Шрифт:
Закладка:
— Вы здесь? — сползло с потолка дрожащее слово моей соседки.
— Да, — буркнул я недовольно, мне бы еще помечтать, а тут приходится разговаривать — Елена Викторовна, это вы?
— Да, — ее голос задрожал — я не знаю, не знаю. Нет, это не я. Не я! Нет!
И вновь все заполнилось её рыданиями и воплями, редкими членораздельными восклицаниями и практически беспрестанным мычанием.
— Знаете, я тоже далеко не красавец, — выговорил я громко, чтобы она наверняка меня услышала — очнулся как верно и вы, с ощущением дикого страха, ни слова сказать не могу, ни рукой пошевелить, одним словом ничего. Немота и неподвижность. Я даже знаете ли думать в начале не мог, все слова растерял и мысль все не выстраивалась никак.
Всхлипывания стихли. Она слушала меня и постепенно успокаивалась, осознание того, что у нас с ней общее горе, благотворно влияло на Елену Викторовну, и она мало-помалу отходила от ужаса пробуждения.
— Верно, сейчас все такими стали, — продолжал я, в надежде заслужить её расположение — я как в себя пришел, то думал, что никого и нет, один на всем свете остался. Так страшно мне и одиноко было, а теперь вот вы появились, и кажется мне, что еще многие спят и вот-вот проснуться.
— Почему же вы до сих пор не поднялись ко мне? — спросила она уже довольно-таки ровным голосом.
— Я не смог, — ответил я и почему-то засмеялся — ноги еще не держат, но думаю, совсем скоро все изменится.
Я не стал говорить, что входная дверь в мою квартиру скорее всего заблокирована полностью, что замок поломан и выйти я не смогу, чтобы не расстраивать её.
— А сколько этажей в нашем доме? — спросил я о том, что первое пришло в голову.
— Ах, я не помню, даже не знаю на котором живу я, — выпалила она на одном дыхании — ни номера квартиры не помню, ничего. Вот скажите, была ли я замужем? — бросила она и не дав мне и слова сказать, тут же продолжила — Вот и я не знаю, вам то простительно, если вы не знаете, вы и не должны. А вот я! Я-то должна помнить есть у меня муж или нет! А я ничего не помню, совершенно, будто только жить начала и до этого дня со мной ничего не происходило, да и меня не было. Ничего не было, тьма и пустота, и из них как-то я выпросталась, с таким вот гаденьким ощущением того, что раньше что-то было. Скажите мне, было что-то или я заблуждаюсь? Вы вот помните что-нибудь?

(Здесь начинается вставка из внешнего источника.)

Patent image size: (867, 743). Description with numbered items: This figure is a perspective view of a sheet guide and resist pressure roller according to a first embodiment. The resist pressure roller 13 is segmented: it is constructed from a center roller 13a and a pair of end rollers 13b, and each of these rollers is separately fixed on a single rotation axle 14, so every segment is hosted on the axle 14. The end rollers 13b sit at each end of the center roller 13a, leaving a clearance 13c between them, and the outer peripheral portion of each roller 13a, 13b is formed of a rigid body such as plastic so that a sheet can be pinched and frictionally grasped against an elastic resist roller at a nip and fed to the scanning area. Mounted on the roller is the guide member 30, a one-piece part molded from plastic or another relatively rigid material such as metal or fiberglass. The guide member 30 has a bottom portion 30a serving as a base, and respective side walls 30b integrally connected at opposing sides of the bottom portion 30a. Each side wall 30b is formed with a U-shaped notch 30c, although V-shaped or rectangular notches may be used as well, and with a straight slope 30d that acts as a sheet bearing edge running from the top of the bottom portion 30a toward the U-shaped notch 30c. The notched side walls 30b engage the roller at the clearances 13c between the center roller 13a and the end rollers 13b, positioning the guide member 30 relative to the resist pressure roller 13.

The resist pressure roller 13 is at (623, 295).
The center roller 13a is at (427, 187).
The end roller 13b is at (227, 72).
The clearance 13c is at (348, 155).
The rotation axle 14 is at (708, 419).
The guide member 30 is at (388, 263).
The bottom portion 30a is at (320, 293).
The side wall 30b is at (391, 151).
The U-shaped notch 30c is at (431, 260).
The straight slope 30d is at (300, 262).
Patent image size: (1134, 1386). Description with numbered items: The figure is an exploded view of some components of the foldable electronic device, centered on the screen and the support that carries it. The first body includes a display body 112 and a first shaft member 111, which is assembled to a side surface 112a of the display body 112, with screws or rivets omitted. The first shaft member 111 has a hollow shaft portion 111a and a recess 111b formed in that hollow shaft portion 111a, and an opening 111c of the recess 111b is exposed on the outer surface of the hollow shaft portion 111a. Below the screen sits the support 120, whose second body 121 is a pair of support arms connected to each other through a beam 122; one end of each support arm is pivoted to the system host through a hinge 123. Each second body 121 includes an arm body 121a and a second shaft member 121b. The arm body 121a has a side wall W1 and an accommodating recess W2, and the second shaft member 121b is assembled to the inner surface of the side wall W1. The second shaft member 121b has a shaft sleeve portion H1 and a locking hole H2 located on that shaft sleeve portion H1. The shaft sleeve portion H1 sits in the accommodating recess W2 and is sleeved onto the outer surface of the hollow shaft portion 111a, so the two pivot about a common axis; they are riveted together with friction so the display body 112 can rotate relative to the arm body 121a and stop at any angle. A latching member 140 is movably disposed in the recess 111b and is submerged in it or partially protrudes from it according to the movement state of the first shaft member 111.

Я рассказал ей историю о девушке в синем платье, сильно её исковеркав. В этой новой истории, жертвой был я, а она была точной моей копией. С одной лишь разницей, в груди этой воображаемой мегеры билось безумное и смелое сердце, и в моей повести она чуть ли на людей с ножницами не бросалась, когда те её чем-то раздражали. Я же был тщедушным трусом, способным лишь на мелкие пакости.
— А история-то дрянь, — задумчиво проговорила Елена Викторовна, выслушав меня и тут же добавила с какой-то холодной насмешливостью в голосе — да вы Дмитрий Васильевич самый обыкновенный слизняк! Уж я очень надеюсь, что поблизости со мной кто-то спит и вот-вот проснется, от вас и помощи то небось никакой не дождешься.
— Ну и черт с вами! Когда буду уходить, обязательно постучу в вашу дверь и попрощаюсь.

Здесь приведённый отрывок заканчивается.